Veröffentlicht inBody & Fitness

Darum nimmst du beim Intervalltraining am meisten ab

Manche schwören auf Intervalltraining beim Laufen, um ihre Leistung zu verbessern. Doch du kannst damit auch viele Kalorien verbrennen. So geht’s.

Frau Joggen Winter
Warum Intervalltraining besonders effektiv ist, erfährst du im Artikel. Foto: Getty Images/ JulPo

Joggen gilt als eine der effektivsten Methoden, um Gewicht zu verlieren. Schließlich verbrennt man beim Laufen viele Kalorien – vorausgesetzt, man läuft lange genug im selben Tempo. Ist das wirklich so? Warum Intervalltraining beim Laufen die bessere Wahl ist, wenn du abnehmen willst, erfährst du hier.

Frau joggen
Beim Intervalltraining wechseln sich schnelle und langsame Laufphasen ab. Foto: Foto: lzf /

Wie funktioniert Intervalltraining beim Laufen?

Viele nutzen Intervalltraining, um ihre Leistung beim Laufen zu steigern. So soll die Trainingsform dabei helfen, länger und schneller joggen zu können. Doch Intervalltraining hat noch weitere Vorteile. So ist es eine effektive Methode, um Gewicht zu verlieren. Doch wie genau funktioniert Intervalltraining überhaupt?

Bei dieser Trainingsform wechseln sich intensive Belastungsphasen mit entspannteren Erholungsphasen ab. Das bedeutet, man läuft eine Zeit lang sehr schnell, und dann wieder eher langsam. Die Erholungsphasen, auch Trabpausen genannt, sind jedoch deutlich kürzer, als die sogenannten Tempoläufe.

Der Grund: Wenn der Körper nicht vollständig regenerieren kann, wird ein stärkerer Trainingsreiz erreicht.

Diese Vorteile hat Intervalltraining

Ob Anfänger:in, Fortgeschrittene:r oder Profi: Intervalltraining beim Laufen hat Vorteile für alle. Diese Effekte bringt es mit sich:

1. Deine Leistung wird besser

Indem du möglichst lange in der intensiven Belastungsphase läufst, erzielst du einen maximalen Trainingseffekt. Die aktiven Pausen während den Erholungsphasen helfen dir dabei, länger durchzuhalten. So kannst du dir die Anstrengung aufteilen und erreichst somit eine größere Gesamtdistanz bei höherer Belastung.

Gleichzeitig wird dein Herz-Kreislauf-System gestärkt und deine Ausdauer gefördert. Wenn du regelmäßig Intervall-Läufe machst, wirst du merken, dass du schon bald für längere Zeit ein höheres Tempo durchhalten kannst.

Weiterlesen: Warum du beim Joggen immer einen Tennisball dabeihaben solltest

2. Du nimmst schneller ab

Ein weiterer Nebeneffekt von Intervalltraining: Es kann beim Abnehmen helfen. Zwar heißt es immer, man müsse möglichst lange bei moderater Geschwindigkeit laufen, um die Fettverbrennung anzuregen. Das ist aber nicht unbedingt so. Denn: Je schneller man läuft, desto mehr Kalorien verbrennt man. Wie Studien zeigen, ist der Kalorienverbrauch beim Intervalltraining um 36 Prozent höher, als bei einem langsamen Ausdauerlauf. Die schnellen Phasen beim Intervalltraining regen den Stoffwechsel an und man verliert leichter an Gewicht.

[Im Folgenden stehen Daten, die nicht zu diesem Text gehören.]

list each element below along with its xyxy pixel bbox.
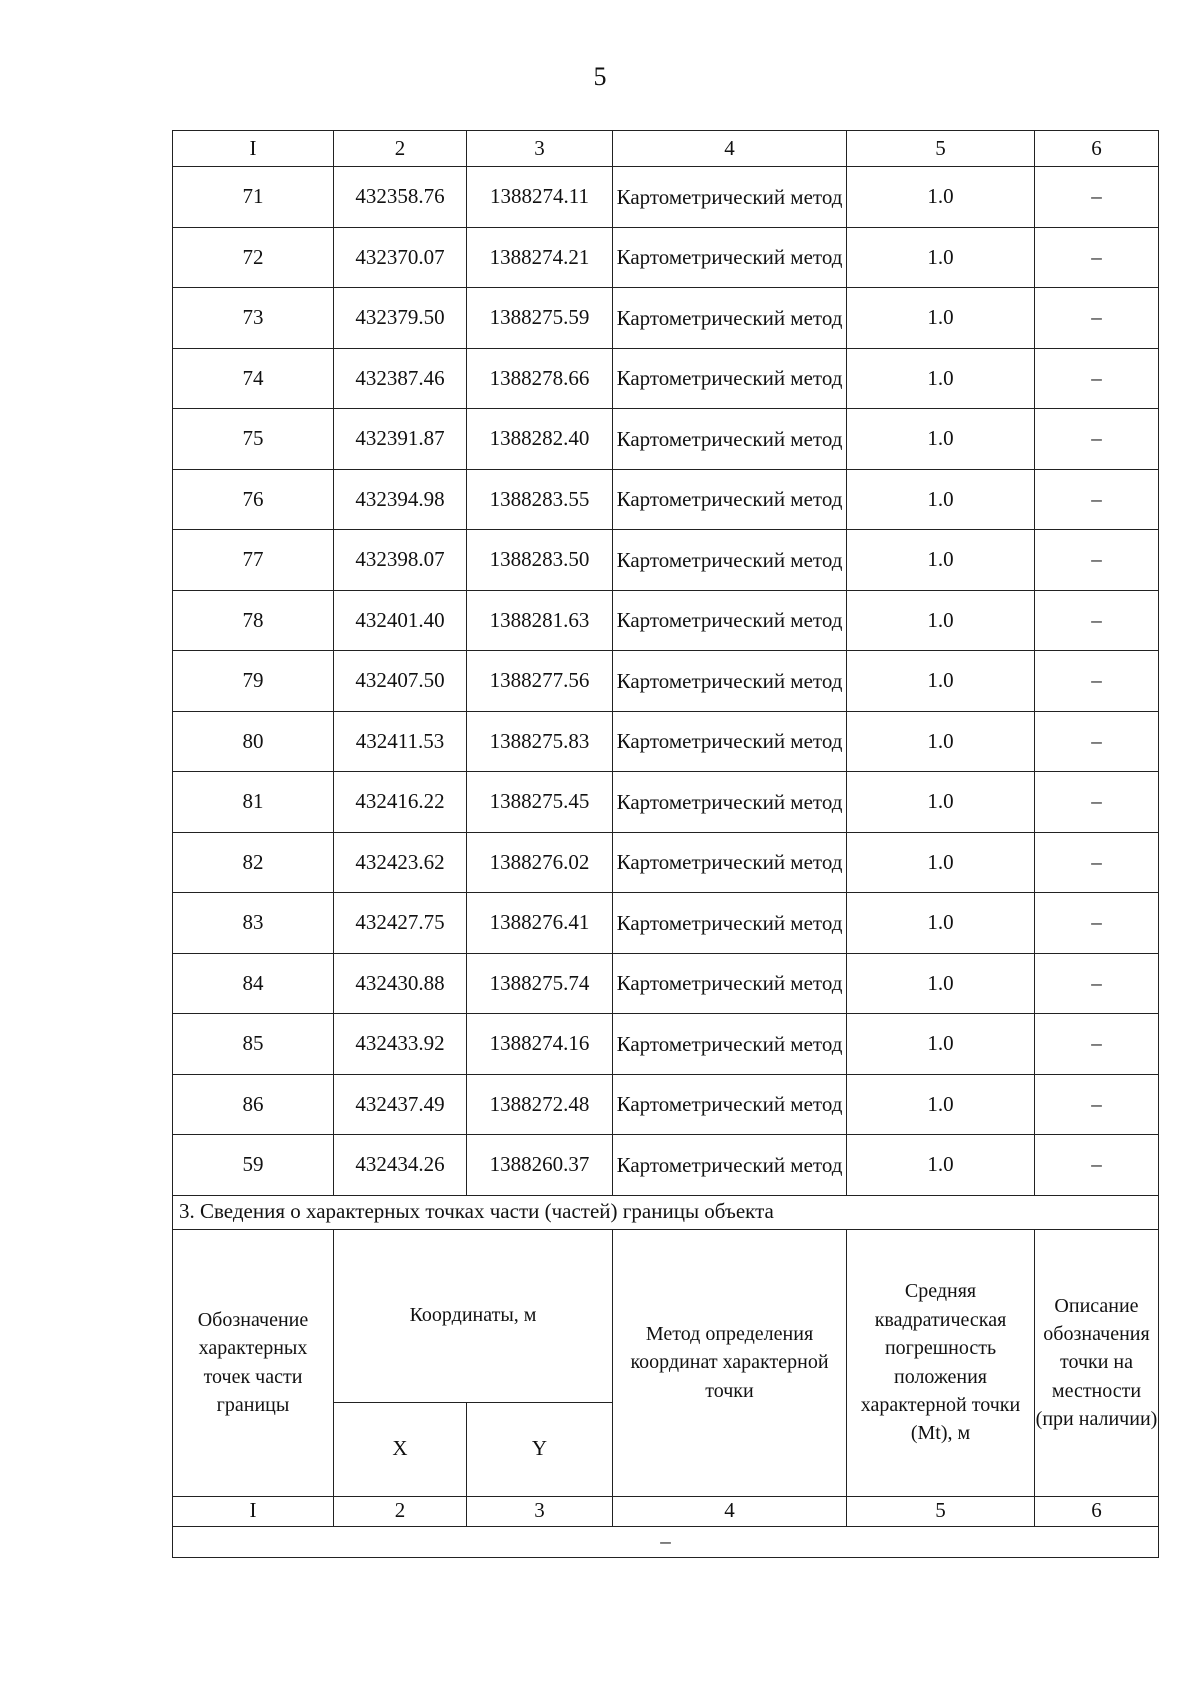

Außerdem fällt der Nachbrenneffekt bei Intervall-Läufen deutlich größer aus. So bleibt die Herzfrequenz nach dem Joggen noch länger erhöht. Laut einer Studie kann man dabei bis zu 15 Prozent Kalorien zusätzlich verbrennen.

Fazit: So nutzt du Intervalltraining für dich

Egal, ob du ein paar Kilo verlieren, oder deine Leistung beim Joggen steigern willst: Mit Intervalltraining stärkst du in jedem Fall dein Herz-Kreislauf-System, verbesserst deine Ausdauer und gewöhnst deinen Körper daran, sich in kurzer Zeit zu regenerieren.

Wie genau sieht Intervalltraining nun aus? Das ist ganz individuell. Du könntest beispielsweise jeweils 400 Meter schnell laufen und im Anschluss 200 Meter langsam joggen. Diese Intervalle wiederholst du beliebig oft. Wichtig: Bevor du mit dem Intervalltraining startest, solltest du dich gut einlaufen. Außerdem sollte das Training mit gemütlichem Auslaufen enden.